We then remark that the sequence of norms \(\big \Vert (\lfloor Q_{k} \rfloor \circ \cdots \circ \lfloor Q_1 \rfloor )(u_0)\big \Vert _2\) is decreasing and can only take a finite number of values (it lies in \(\sqrt{{\mathbf {Z}}}\)).
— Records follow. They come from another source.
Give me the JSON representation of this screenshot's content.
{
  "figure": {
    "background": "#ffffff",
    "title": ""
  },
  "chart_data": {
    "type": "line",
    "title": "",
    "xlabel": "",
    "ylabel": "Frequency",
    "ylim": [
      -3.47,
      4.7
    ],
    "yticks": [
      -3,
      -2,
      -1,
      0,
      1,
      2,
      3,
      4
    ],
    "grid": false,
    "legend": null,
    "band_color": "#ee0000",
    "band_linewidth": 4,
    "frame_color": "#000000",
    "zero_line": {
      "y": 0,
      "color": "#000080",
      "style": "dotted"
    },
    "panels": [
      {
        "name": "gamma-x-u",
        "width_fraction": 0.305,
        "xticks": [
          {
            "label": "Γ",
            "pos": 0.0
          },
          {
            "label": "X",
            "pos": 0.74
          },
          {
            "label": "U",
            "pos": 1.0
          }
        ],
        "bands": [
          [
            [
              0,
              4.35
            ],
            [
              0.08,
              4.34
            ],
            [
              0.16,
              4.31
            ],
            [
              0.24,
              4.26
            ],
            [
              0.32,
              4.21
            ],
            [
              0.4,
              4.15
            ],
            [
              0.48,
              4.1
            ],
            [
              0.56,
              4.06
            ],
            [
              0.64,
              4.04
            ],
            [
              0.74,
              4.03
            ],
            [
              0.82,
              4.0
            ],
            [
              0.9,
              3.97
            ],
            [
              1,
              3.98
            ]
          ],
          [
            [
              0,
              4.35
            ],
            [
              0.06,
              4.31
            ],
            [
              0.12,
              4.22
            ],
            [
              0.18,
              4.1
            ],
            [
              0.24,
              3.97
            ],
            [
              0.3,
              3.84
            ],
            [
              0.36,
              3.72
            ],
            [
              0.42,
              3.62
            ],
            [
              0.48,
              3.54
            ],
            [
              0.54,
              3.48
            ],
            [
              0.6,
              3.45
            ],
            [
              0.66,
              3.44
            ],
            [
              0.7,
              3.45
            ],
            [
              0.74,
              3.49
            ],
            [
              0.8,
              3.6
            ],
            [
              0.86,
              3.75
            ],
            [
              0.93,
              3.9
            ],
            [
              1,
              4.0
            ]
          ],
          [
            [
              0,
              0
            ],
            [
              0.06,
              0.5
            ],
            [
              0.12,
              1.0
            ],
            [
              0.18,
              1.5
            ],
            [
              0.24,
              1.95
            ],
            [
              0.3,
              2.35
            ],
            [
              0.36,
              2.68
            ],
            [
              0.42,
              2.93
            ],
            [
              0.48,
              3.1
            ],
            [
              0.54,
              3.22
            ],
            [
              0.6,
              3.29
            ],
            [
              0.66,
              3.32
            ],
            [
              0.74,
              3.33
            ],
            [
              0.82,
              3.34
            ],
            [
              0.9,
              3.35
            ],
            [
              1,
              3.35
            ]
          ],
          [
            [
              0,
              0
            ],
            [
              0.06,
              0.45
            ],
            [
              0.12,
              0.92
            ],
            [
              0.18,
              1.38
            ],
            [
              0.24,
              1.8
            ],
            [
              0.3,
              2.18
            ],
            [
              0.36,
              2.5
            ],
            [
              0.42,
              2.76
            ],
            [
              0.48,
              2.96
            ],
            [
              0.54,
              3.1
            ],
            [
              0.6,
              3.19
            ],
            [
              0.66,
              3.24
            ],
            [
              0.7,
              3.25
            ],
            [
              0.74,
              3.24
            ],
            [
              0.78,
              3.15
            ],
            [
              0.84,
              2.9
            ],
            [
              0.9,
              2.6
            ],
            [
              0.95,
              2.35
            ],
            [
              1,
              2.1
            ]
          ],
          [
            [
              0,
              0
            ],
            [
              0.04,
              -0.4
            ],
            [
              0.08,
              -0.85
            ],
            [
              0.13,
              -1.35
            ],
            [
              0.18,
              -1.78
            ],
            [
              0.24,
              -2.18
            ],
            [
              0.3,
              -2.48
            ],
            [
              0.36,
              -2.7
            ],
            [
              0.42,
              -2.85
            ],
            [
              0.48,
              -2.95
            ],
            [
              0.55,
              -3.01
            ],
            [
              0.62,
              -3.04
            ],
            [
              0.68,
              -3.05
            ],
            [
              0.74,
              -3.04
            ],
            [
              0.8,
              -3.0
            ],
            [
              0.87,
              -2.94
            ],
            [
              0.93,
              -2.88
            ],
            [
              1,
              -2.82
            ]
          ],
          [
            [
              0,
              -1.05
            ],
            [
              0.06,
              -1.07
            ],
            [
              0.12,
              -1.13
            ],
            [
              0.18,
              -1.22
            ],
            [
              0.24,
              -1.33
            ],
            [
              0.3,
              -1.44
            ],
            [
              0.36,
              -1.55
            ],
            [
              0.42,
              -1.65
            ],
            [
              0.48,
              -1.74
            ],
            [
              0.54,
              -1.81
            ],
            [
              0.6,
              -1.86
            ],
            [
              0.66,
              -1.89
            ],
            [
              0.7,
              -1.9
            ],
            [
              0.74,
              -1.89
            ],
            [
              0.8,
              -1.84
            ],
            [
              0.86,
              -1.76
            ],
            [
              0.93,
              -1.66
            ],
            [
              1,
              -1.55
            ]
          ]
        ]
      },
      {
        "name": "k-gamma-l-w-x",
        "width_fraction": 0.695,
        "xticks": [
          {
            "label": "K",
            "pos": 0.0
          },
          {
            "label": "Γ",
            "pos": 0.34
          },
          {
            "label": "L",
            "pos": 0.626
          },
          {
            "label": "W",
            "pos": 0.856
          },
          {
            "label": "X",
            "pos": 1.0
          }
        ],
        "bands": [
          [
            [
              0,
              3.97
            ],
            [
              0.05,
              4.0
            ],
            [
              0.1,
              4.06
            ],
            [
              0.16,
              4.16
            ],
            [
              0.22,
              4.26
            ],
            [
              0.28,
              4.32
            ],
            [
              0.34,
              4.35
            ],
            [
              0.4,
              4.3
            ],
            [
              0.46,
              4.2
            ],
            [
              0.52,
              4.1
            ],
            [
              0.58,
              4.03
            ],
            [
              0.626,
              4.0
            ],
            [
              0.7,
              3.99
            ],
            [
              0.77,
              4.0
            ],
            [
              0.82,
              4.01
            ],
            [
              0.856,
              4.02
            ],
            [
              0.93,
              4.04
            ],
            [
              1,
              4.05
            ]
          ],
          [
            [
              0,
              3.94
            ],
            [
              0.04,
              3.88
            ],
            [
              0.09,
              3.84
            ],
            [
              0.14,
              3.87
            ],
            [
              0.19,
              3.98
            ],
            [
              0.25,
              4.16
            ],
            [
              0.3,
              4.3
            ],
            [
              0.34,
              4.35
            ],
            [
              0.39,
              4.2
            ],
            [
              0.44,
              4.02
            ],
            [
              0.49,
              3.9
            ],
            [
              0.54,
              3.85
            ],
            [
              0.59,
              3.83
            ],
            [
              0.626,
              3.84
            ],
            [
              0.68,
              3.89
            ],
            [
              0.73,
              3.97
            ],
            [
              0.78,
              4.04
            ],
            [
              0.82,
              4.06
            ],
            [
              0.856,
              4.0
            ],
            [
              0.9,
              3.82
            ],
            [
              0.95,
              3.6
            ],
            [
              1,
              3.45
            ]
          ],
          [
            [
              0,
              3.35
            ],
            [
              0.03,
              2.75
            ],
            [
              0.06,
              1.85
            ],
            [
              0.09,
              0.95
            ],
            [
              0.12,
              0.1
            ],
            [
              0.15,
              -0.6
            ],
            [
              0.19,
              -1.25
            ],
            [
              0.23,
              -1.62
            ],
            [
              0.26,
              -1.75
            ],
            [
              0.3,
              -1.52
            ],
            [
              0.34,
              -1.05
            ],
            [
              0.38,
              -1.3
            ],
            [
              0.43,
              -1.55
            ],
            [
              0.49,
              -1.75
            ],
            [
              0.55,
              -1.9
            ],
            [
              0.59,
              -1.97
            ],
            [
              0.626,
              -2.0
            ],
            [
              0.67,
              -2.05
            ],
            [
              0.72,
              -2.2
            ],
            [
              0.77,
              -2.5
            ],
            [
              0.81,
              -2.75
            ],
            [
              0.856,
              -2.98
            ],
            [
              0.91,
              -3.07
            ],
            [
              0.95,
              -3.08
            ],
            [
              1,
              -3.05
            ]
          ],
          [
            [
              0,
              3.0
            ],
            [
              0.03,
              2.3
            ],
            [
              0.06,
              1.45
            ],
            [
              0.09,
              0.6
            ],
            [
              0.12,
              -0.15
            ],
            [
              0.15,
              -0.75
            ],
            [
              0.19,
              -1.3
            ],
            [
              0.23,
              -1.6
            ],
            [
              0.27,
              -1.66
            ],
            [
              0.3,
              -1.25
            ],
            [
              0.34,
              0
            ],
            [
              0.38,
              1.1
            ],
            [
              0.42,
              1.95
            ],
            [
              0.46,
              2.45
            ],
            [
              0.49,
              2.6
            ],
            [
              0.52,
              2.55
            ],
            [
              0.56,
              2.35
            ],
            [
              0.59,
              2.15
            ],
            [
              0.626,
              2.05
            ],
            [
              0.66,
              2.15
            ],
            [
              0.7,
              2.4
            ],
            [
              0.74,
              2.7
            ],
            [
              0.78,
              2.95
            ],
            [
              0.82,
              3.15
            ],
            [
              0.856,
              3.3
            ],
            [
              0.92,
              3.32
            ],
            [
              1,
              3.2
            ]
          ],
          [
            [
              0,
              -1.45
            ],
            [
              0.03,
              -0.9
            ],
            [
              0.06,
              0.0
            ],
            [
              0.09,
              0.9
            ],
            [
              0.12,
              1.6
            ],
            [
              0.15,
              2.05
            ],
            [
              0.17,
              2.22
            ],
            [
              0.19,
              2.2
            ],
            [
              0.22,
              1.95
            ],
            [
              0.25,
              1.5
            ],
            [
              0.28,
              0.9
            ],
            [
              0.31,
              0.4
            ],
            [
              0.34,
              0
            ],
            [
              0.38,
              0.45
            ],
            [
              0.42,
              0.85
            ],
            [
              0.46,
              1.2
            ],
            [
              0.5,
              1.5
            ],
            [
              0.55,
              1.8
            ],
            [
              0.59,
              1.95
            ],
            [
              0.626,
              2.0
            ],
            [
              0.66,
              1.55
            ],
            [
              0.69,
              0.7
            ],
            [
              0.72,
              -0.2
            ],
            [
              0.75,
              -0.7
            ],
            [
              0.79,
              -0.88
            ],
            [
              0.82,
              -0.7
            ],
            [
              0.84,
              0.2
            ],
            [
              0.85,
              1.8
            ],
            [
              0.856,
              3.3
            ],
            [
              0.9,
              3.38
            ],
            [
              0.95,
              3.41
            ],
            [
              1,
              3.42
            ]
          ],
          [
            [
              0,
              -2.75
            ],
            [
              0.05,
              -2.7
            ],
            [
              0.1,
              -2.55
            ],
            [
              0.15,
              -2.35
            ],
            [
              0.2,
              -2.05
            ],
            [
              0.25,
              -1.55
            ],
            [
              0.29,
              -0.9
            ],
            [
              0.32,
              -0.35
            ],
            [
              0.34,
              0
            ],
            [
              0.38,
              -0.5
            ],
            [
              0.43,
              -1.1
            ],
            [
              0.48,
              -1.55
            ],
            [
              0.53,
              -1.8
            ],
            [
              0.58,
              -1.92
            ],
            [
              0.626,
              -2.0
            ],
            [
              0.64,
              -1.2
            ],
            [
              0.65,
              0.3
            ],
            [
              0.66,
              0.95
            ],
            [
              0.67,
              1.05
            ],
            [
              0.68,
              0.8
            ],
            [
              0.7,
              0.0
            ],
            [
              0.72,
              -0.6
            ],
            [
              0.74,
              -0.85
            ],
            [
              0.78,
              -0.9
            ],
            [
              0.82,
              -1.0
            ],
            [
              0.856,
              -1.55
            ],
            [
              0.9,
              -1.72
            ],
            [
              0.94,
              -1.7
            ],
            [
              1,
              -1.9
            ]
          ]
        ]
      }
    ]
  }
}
Then, there exists \(k_0\le R^2\) such that \(\big (\lfloor Q_{k_0} \rfloor \circ \cdots \circ \lfloor Q_1 \rfloor \big ) (u_0) = 0\); in particular, by Eq. (4), we have

$$\begin{aligned} k_0\le \left( \frac{4^n}{V_n}\left\lfloor \frac{1}{D(\varGamma )}\right\rfloor \right) ^{2/n}. \end{aligned}$$

Then, point (ii) of Remark 1 applied to \(v_0 = 0\) implies that the density of the image set satisfies

$$\begin{aligned} D\big ((\widehat{Q_k}\circ \cdots \circ \widehat{Q_1})(\varGamma )\big ) \le \left( 1-\left( \frac{\big (d_0(R,\delta )\big )^n}{2}\right) ^{k_0}\right) D(\varGamma ). \end{aligned}$$

The conclusions of the lemma are obtained by setting \(\lambda _0{\,=\,} 1{\,-\,}\left( \frac{(d_0(R,\delta ))^n}{2}\right) ^{k_0}\).    \(\square \)

4 Conclusion

By mean of Theorem 1, we have shown why it is illusory to hope that the naive algorithm of rotation of a numerical image gives good results: applying successively the discretizations of a generic sequence of rotations leads to a complete loss of information.